If it is big, square, grey and has a dimple in the middle of the front
face. Then it is the Pixar Graphics Computer. Which is a mid-80s top of
the line image generator. It is basically a SIMD dedicated machine for
rendering complex scenes (not interactively mind you), and then dump them
into film/screen. It requires NeWS to work, so I assume it can not be used
under "moder" sparc machines.

>From some old Byte article [G. Speckert '99]
"The Pixar Image Computer (PIC) was built around a channel processor, or
Chap, which could perform the same instruction on four data channels, such
as red, green, blue, and alpha. Imaging applications do this often. Each
channel was 12 bits deep, allowing for photographic quality from the fully
anti-aliased Pixar software suite. A Chap could also perform tile-based
algorithms four-way parallel in "accordion mode" on a 12-bit monochrome
channel. The video frame store processor (FSP) included four channels
of 2-megapixel memory, a 10-bit-in/10-bit-out lookup table (LUT) and
10-bit digital to analog converters (DACs) for high-quality monitors.
.....
.....
The Chap was programmed by a 96-bit instruction word, compared with the
Velocity Engine's 128 bit instructions. The Chap hardware was a four-way
parallel network of multipliers, scratchpads, arithmetic units, and pixel
I/O buffers. The software controlled the routing of information through
the hardware components. The key to performance was to establish a
pipeline, whose depth was a function of the creativity of the software
developer, limited by the sum of the hardware. Clever software could
perform an operation on multiple RGBA pixels at different stages of their
transformation each hardware clock cycle. "

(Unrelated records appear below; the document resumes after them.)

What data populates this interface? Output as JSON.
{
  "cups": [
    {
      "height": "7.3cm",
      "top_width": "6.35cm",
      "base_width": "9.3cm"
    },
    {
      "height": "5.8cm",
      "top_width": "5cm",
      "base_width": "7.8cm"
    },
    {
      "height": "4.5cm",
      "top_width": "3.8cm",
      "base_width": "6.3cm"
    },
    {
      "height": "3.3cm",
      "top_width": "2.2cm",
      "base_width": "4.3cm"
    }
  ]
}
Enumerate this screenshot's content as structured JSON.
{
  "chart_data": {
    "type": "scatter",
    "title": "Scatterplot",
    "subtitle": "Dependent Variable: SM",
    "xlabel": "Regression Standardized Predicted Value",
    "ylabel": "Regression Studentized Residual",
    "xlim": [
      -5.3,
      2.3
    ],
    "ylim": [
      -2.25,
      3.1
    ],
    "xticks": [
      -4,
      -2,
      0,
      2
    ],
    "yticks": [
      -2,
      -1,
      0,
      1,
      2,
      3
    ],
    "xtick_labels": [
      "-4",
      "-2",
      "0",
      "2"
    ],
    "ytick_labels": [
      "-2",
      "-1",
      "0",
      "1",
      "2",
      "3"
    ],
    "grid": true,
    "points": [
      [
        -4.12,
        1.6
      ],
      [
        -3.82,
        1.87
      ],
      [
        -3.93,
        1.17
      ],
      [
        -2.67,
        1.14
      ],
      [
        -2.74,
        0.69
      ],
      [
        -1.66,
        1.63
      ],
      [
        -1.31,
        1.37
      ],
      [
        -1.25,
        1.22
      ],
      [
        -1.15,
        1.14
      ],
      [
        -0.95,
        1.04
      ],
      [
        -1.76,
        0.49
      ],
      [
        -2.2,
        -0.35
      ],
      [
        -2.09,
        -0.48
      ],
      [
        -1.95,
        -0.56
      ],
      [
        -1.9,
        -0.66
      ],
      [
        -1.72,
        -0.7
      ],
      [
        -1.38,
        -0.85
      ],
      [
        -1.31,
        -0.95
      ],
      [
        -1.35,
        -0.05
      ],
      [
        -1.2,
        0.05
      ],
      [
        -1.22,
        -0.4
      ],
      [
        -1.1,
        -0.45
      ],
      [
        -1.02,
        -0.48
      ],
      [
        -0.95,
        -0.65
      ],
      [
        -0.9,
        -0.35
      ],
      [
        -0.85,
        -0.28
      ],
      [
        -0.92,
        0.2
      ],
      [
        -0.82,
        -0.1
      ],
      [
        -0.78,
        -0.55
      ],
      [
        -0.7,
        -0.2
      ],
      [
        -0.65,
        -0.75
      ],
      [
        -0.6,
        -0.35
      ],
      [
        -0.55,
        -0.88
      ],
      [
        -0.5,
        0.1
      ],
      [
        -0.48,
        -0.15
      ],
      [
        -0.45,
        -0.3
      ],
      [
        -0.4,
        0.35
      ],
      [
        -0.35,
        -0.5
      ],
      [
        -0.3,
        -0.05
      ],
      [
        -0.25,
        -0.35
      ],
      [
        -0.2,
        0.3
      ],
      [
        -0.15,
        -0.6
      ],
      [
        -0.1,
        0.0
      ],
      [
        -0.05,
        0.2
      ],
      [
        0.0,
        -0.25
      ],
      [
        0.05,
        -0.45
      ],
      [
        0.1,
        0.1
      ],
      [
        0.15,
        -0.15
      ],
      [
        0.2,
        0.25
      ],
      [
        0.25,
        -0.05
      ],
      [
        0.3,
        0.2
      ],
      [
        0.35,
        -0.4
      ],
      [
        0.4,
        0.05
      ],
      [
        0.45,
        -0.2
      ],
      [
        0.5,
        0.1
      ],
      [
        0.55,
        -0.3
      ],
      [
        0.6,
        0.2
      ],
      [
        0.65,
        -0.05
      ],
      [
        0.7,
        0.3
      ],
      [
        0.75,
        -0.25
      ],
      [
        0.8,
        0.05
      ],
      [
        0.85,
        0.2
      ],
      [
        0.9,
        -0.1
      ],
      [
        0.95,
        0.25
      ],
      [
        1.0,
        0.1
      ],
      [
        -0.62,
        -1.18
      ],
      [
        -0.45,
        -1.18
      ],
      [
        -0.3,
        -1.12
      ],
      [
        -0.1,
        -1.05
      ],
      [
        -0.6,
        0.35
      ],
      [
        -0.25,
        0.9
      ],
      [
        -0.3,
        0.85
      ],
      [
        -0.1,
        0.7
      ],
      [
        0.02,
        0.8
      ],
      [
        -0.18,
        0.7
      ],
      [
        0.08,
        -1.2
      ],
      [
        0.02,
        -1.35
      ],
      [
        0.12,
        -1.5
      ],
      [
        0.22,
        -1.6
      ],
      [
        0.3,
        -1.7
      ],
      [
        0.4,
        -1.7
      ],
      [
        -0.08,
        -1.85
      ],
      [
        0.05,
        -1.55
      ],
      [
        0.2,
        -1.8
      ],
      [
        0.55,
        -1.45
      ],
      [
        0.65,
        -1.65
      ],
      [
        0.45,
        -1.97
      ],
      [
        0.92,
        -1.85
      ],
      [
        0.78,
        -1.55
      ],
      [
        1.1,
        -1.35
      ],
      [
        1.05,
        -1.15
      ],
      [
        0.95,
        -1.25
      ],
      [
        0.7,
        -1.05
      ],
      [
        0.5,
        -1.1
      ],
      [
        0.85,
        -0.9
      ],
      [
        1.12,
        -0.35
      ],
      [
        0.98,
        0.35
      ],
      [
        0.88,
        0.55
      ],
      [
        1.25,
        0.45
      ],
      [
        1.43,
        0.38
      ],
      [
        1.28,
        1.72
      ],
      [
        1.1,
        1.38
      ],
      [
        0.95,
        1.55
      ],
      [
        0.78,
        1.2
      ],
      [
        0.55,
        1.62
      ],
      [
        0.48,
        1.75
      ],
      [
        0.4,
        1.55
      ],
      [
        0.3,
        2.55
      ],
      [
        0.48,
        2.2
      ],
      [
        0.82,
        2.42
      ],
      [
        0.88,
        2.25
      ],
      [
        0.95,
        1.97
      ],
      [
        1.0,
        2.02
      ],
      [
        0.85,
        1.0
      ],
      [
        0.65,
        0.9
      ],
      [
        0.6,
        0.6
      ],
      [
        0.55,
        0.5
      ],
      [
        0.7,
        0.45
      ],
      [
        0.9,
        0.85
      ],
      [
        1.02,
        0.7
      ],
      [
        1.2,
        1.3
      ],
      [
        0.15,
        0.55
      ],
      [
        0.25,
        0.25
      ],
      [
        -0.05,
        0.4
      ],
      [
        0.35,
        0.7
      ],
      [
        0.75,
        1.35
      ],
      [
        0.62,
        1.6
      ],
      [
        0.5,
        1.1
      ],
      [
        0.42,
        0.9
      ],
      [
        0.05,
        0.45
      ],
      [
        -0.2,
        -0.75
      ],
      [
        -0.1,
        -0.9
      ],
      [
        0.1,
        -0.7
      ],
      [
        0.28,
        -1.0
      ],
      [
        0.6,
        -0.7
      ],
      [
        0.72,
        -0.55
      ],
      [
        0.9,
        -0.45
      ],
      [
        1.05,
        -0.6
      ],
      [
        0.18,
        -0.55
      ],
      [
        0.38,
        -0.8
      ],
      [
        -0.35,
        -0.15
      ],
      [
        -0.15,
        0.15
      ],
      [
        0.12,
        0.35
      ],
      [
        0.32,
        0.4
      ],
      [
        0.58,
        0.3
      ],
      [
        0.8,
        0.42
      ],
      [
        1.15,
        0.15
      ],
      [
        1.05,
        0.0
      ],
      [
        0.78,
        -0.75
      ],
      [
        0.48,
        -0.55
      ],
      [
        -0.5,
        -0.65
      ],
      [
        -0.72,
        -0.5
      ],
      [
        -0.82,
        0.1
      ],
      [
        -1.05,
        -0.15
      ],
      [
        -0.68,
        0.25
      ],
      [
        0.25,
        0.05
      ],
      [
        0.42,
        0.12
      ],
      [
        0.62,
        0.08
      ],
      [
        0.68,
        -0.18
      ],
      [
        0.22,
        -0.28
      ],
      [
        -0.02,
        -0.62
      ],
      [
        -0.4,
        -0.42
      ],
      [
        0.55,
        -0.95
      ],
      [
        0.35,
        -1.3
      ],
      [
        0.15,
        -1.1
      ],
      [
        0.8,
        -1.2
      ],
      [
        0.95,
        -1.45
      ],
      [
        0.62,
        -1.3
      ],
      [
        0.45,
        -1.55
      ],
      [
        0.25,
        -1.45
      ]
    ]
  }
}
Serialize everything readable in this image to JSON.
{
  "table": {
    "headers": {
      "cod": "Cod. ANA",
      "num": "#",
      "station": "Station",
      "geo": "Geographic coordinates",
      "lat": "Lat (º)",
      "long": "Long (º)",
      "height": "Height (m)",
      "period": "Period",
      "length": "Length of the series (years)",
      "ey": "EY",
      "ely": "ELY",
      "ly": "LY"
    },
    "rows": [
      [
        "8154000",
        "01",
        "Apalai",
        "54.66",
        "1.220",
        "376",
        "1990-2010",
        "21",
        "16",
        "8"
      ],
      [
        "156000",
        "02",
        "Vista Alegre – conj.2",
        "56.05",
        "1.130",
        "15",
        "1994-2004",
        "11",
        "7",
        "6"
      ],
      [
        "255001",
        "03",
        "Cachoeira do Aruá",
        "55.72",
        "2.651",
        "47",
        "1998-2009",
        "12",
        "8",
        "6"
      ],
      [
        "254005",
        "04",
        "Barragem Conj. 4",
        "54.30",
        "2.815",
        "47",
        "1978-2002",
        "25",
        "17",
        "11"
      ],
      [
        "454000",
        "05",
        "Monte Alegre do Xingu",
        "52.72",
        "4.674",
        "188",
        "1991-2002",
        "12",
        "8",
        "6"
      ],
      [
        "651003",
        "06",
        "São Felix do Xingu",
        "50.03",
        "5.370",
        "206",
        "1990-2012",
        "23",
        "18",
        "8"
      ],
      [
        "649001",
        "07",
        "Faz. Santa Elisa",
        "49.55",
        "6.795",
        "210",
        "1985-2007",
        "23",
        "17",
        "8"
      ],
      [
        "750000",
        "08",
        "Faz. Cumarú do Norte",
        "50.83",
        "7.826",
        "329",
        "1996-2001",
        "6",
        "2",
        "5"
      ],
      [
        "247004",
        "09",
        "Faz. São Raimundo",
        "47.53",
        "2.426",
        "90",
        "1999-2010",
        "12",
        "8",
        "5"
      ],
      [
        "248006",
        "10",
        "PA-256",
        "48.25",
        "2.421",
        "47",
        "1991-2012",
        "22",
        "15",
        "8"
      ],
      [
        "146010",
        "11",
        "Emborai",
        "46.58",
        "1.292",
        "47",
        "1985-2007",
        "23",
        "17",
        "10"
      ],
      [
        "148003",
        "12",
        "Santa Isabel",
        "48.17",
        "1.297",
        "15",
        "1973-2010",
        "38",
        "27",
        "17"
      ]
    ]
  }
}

Pixar has *always* been CGI. They did HW in the early stages of the 
company, simply because there were not that many computer graphics
architectures. These machines were actually very widely used in imaging
applications, specially medial imaging. This was the original HW branch of 
implementation for their Renderman architecture.

Nice beast, were did the original poster get it? I would literally kill
for one of these :-).

Now if I can only get the E&S freedom box that I have under my desk!